Hepcidin is known to contribute to host defense by depriving microbes of access to iron and through direct antimicrobial properties.  In this study, the authors compared the performance of hepcidin to C-reactive protein (CRP) from the serum of 44 infants with late-onset sepsis.  Specimens were obtained in the acute and convalescent periods.

Results:

  • Hepcidin levels were increased 4-fold in infants with sepsis compared without infants who were not septic (P<.0001).  Levels returned to normal following therapy.

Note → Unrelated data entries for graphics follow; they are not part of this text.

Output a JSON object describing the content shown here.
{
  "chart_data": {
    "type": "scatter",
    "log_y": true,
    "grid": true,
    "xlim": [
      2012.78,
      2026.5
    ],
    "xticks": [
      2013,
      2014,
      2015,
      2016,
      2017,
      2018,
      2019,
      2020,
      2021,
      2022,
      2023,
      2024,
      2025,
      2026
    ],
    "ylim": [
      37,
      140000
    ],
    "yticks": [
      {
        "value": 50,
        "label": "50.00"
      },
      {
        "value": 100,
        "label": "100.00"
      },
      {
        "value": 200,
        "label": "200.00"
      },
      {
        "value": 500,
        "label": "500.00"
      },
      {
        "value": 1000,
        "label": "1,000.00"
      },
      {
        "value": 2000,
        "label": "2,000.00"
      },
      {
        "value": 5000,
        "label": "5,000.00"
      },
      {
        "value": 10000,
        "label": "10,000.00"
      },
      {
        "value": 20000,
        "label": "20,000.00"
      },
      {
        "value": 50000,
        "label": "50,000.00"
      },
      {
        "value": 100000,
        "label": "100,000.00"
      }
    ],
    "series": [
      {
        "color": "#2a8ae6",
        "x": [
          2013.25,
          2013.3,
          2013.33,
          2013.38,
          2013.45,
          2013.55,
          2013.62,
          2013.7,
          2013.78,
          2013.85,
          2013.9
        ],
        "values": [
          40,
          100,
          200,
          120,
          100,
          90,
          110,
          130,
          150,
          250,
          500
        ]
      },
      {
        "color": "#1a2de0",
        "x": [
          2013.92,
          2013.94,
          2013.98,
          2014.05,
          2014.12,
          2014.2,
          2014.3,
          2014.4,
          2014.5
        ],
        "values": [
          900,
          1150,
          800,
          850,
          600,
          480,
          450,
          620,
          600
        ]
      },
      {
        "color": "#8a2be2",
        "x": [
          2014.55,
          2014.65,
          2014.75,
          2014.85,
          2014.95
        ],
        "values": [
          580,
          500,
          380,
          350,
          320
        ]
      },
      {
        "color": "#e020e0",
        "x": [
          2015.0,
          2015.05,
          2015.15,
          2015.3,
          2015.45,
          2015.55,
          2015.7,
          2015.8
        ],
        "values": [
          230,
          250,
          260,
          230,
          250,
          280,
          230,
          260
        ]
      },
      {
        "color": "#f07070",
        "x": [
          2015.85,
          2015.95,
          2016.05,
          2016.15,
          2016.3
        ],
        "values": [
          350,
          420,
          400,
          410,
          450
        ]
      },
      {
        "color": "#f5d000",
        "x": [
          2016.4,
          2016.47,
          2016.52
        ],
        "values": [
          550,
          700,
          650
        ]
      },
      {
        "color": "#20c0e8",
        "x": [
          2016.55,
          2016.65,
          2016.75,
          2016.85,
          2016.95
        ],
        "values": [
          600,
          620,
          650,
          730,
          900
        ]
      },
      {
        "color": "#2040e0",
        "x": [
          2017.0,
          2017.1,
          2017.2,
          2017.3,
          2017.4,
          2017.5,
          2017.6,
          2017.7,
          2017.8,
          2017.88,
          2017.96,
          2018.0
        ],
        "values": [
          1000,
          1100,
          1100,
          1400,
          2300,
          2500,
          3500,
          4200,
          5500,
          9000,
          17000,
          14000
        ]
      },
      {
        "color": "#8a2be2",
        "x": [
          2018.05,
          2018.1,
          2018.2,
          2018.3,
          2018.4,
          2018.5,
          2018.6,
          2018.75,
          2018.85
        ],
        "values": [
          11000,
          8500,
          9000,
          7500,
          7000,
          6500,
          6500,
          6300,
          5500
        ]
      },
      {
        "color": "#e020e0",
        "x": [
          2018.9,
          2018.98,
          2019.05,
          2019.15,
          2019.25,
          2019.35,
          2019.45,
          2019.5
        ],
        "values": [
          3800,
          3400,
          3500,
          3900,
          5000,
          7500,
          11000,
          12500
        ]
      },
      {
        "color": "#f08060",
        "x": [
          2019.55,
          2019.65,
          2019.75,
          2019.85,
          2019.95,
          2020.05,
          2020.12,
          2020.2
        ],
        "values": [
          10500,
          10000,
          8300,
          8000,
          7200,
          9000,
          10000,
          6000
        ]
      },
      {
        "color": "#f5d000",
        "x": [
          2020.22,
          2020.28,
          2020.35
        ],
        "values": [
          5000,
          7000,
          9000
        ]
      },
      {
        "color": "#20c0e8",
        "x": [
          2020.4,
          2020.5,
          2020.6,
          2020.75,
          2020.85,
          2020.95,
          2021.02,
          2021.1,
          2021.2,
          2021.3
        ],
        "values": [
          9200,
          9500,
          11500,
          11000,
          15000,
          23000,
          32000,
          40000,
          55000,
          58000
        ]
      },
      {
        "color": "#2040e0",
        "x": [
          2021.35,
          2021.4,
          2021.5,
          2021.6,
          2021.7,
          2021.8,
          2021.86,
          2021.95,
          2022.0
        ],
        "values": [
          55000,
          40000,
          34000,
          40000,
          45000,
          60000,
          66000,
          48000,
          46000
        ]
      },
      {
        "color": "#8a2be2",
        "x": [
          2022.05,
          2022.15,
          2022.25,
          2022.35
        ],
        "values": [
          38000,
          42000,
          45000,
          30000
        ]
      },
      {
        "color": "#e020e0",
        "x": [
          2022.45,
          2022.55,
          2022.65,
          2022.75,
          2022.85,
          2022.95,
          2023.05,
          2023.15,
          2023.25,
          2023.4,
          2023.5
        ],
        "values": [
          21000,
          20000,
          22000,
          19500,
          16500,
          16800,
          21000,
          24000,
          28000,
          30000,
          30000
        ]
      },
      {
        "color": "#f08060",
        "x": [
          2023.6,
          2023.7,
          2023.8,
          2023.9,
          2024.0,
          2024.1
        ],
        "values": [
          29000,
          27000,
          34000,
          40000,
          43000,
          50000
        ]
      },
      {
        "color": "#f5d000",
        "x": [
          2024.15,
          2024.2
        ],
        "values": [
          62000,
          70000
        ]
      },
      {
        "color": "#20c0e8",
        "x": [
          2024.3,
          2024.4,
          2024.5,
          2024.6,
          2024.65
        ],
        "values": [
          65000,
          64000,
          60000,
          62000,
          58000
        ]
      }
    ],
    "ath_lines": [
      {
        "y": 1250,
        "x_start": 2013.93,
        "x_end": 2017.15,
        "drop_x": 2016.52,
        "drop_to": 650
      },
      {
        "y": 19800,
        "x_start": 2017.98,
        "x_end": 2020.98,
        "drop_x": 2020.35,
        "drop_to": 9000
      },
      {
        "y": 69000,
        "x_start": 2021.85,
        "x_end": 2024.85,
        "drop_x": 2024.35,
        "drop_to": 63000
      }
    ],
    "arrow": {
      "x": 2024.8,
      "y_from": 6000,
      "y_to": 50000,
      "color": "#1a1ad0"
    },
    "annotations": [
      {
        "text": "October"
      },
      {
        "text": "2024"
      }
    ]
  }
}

  • Hepcidin levels >92.2 ng/mL correctly identified 91% of all infants (PPV 100%, NPV 87%, specificity 100%, sensitivity 76%)
  • Models combining hepcidin with CRP did not perform better than hepcidin alone.
  • Hepcidin values were comparable to CRP, and possibly more useful.  The authors stated that a CRP value of >7.95 mg/dL had a PPV of 89%, NPV 74%, specificity of 96%, and sensitivity of 47%.
  • Hepcidin has been reported to peak at 6 hours after interleukin-6 injection in humans whereas CRP peaks 24-48 hours after an inflammatory stimulus.